Cette ligne «est soutenue par plusieurs théologiens, explique le haut prélat, bien que tous ne soient pas d’accord avec cette position à la base de laquelle il y a la protection de la vie». Mais, souligne clairement le cardinal, «la meilleure voix pour lutter contre la contagion demeure la chasteté et l’éducation. L’usage du préservatif contribue à diminuer le risque de contagion».

Les réalités africaines

«Il est clair que dans ce contexte, ce n’est pas la permissivité sexuelle qui est encouragée. Plus exactement, on tente de préserver la vie de la mort», a-t-il insisté.

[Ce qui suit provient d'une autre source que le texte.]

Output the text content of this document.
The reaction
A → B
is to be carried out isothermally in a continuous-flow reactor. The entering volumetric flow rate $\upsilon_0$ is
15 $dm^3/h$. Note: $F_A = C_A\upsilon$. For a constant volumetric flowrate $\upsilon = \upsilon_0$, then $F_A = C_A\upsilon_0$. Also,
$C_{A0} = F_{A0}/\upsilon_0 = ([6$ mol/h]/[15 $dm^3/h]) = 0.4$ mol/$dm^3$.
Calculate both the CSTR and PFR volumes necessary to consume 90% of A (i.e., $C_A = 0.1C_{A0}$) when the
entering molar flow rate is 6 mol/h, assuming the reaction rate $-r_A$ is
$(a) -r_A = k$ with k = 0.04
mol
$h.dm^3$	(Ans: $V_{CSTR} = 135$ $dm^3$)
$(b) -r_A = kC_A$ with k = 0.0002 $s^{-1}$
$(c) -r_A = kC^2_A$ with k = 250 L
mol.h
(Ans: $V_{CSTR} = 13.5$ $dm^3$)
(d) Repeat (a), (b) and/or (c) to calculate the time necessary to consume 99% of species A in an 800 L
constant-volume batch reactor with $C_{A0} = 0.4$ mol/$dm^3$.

Le théologien du pape souligne que ces dernières années «les conférences épiscopales africaines qui ont critiqué les campagnes de lutte contre le sida des organismes internationaux favorables à l’usage du préservatif ne sont pas peu nombreuses». Malheureusement, poursuit-il, «ce sont des campagnes qui reflètent la situation culturelle générale empreinte d’une grande permissivité dans le champ des pratiques sexuelles».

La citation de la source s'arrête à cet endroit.